Egli si propone con un leggero anticipo sui tempi reali il progetto stesso del capitale. È il suo utopista “radicale”. Ha accettato fino in fondo il ricatto della logica binaria e di fronte al dato inoppugnabile che la soggettività non è mai emersa in forma liberata ne trae la certezza intellettuale della sua inconsistenza, del suo essere mera idea. Ma per arrivare a questo bisogna aver ben a fondo dimenticato se stessi, essere arrivati a vergognarsi del proprio essere fino ad identificarlo con il mostro, con il nemico e quindi negarlo in maniera suicida.

È il pessimismo la nozione attorno alla quale il capitale recupera alla morale i suoi critici titubanti, non meno di quanto l’ottimismo funziona da base apologetica della società attuale.

Il nemico è in noi e noi siamo nel nemico.
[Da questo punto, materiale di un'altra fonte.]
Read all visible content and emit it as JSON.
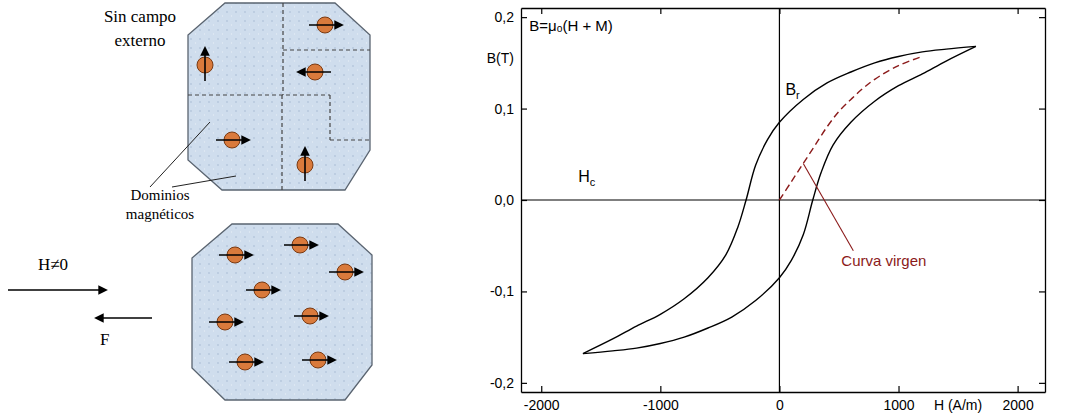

Oltre ogni pessimismo o ottimismo, fierezza o vergogna. La scelta di una qualunque parte dell’io diviso fa comunque il gioco della schizofrenia dominante.

Contro ogni umanesimo e ogni antiumanesimo i soggetti concreti hanno da rivendicare il diritto di superare le proprie parzialità attraversando la propria contraddizione. L’umano che ci interessa, ciò di cui essere umanisti è la materializzazione dei nostri sogni.

Non ho intenzione di descrivere il soggetto liberato che non ho ancora conosciuto, mi interessa vivere la tensione alla libertà che già abita e incita a muoversi il soggetto negato. Umano è quanto urge irrealizzato negli esseri umani; in ultima istanza è umana la soddisfazione del bisogno, la realizzazione del desiderio nel piacere dentro e oltre il bisogno soddisfatto.

A far quadrato contro questa dinamica naturale sta l’ideologia materializzata di un’intera civiltà, un coro livido di nichilisti, di Hitler, di Stalin, di Mocenigo in ognuno di noi, dei nostri corpi corazzati e pronti a gustare il prossimo sterminio da realizzare in nome del progresso e, seconda fase della stessa operazione, su cui piangere poi lacrime di coccodrillo.

Non intendo prefigurare il soggetto. Lo sento pulsare in me, discontinuo, pauperizzato, sconfitto, imprigionato ma essenzialmente vivo, emergente in una carezza, un urlo, un gesto di rifiuto, un momento di coscienza; oscillante tra la sofferenza e gli attimi di piacere che già si materializzano nella critica pratica. Perciò scommetto sulla reciprocità, sul desiderio in cerca di risonanza, sulla lotta dei soggetti contro tutto questo stato di cose, sul fatto che sotto l’individualità di ciascuno si muove il soggetto: l’essere sociale dell’uomo. Scommetto sul fatto che i Gulag-Lager-Città-Fabbrica si fanno per rinchiudervi qualcosa; scommetto sul quid-soggettività. Senza alcuna certezza di vittoria, finché resterà la voglia di giocare.

Ma qualcosa voglio aggiungere a proposito di coloro che, tardivamente pentiti di aver perduto i loro vent’anni pregando Mao, sperano di ritrovarli facendo nuova la vecchia filosofia. E in realtà rinnovandone la miseria.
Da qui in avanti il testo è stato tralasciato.